In recent years it has been heartening to see mindfulness and meditation practices reach more and more people. In a way, they can be regarded as
witnessing practices, observing ourselves from a somewhat detached perspective. For some folks, however, these practices can cause them to drift into states of emotional numbness and indifference – what some might term
bliss bypassing or
spiritual bypassing. Upon being lifted up by mystical experiences it can mislead persons into thinking some major growth has occurred when, in fact, they were unintentionally avoiding pain by not exploring their trauma deeply. More bliss, more trauma, more bliss seeking, still trauma. So what’s missing from the healing process?
Mindfulness and meditation, can take people inward for sure. That’s good, as long as it doesn’t distract them from pain, or circumvent the process of exploring outside relationships. MDMA helps many individuals look at their internal (intrapersonal) relationship as well as the interpersonal and beyond. With the help of some momentary neurotransmitter alterations, and maybe some long term neurogenesis, most people land at a place of clearheaded empathic kindness that comforts them with regard to a traumatic past, while helping them to face reality squarely.
With many matters examined and moved out of the way, that is when folks can finally become unanchored and move beyond their past, when as Wilber would put it, they “grow up.”
Using the words of the German spiritual teacher Eckhart Tolle, all of us must explore our
pain body – how we have carried unresolved trauma in the mind and body. Just by mindfully noting negative and unhelpful thoughts -- perhaps the residue of trauma – the ego that is rooted in the left hemisphere of the brain is weakened. Moving to the right side of the brain, perhaps a person will feel as if they are “at one with the universe.” Many people feel awakened after this kind of very seductive bliss experience. But be careful.
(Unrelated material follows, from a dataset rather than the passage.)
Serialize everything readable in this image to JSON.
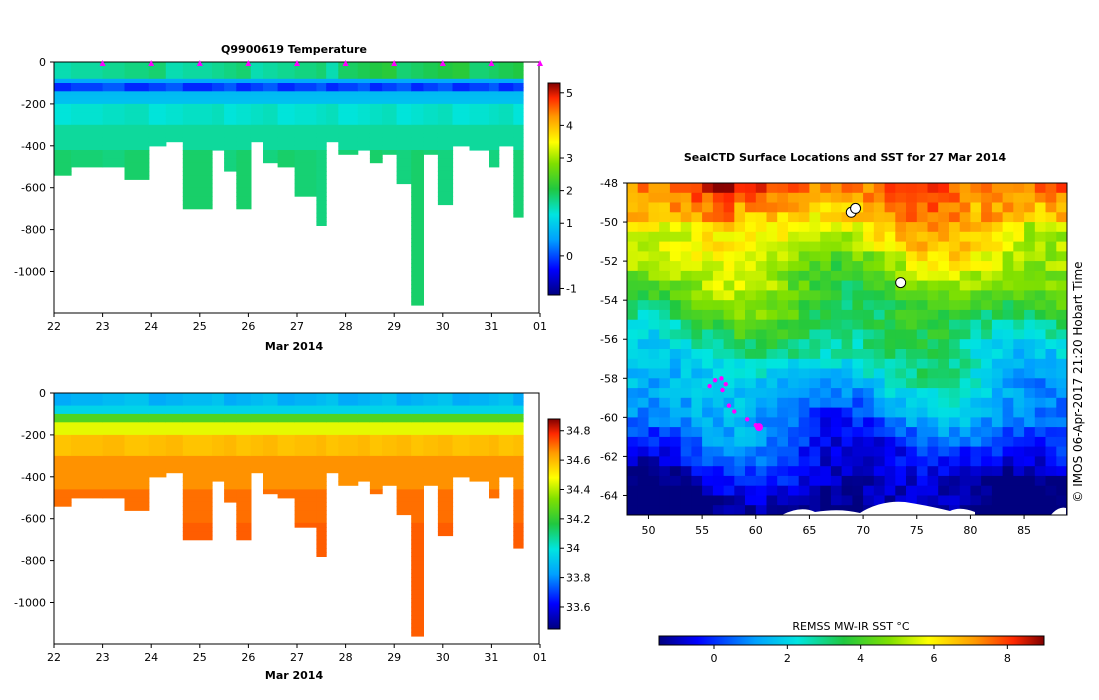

Don’t bypass the difficult stuff -- the painful hardships -- as healing work may just be beginning. It is imperative to immerse oneself in old and scary emotional memories, and MDMA can soften that ride. That process, when completed, can be transformative.
********
Reflect for a moment of any time you have watched Eckhart Tolle speak. Did he makes sense? Quite likely. Did he help you develop personal insights? Likely he did. Did you ever see him sobbing, screaming, swearing, laughing uproariously, or tenderly nurturing himself? Not so likely. Tolle is an excellent mental gymnast but hasn’t modeled the kind of emotional vulnerability required to meet and process gripping and powerful traumatic pain. MDMA is a second level
pain body treatment that works with both the right and left hemispheres of the brain.
After we have grappled with our dark side, understood or perhaps forgiven hurtful people, it may be necessary to clean a little more deeply. By that I mean perhaps we have addressed our trauma and recovery a little too superficially, and now must look at how we used those experience to justify perpetrating against others.
In some instances, it is not uncommon to exonerate people who have been directly engaged with us in hurtful ways while neglecting how our anger has been generalized toward the community surrounding us, the community from which all the hurt was spawned. In other words, there is some danger of transferring remaining anger or resentment toward an entire group of people while thinking it was enough to forgive an individual, an abuser, our ex, etc. That can signify unfinished business and the necessity for more deep cleaning.
This might indicate a need to explore symbolic organizations that have harmed us and to whom we are retuning harm. It may be a school once attended, a church we belonged to, a spiritual movement we engaged with, a political party that promised but did not deliver relief. In fact, any community of people that wasn’t there for us, perhaps betrayed us and, it seems, continues to let us down.
If any of this fits, I am suggesting a deep soul cleaning. Not just cleaning up our stories of hurtful individuals, but also looking at the way we can, without acknowledging culpability, righteously deliver pain to individuals and institutions that have not been there for us. If we continue to carry that residue inside us, it feeds the pain body and will likely interfere with our future relationships. So, let’s scrub deeply.
********
“When you learn a language, it’s hard to unlearn it. Soul has learned the language of the body.”
- Saroj Aryal, Divyanjali
“The turning point in the process of growing up is when you discover the core strength within you that survives all hurt.”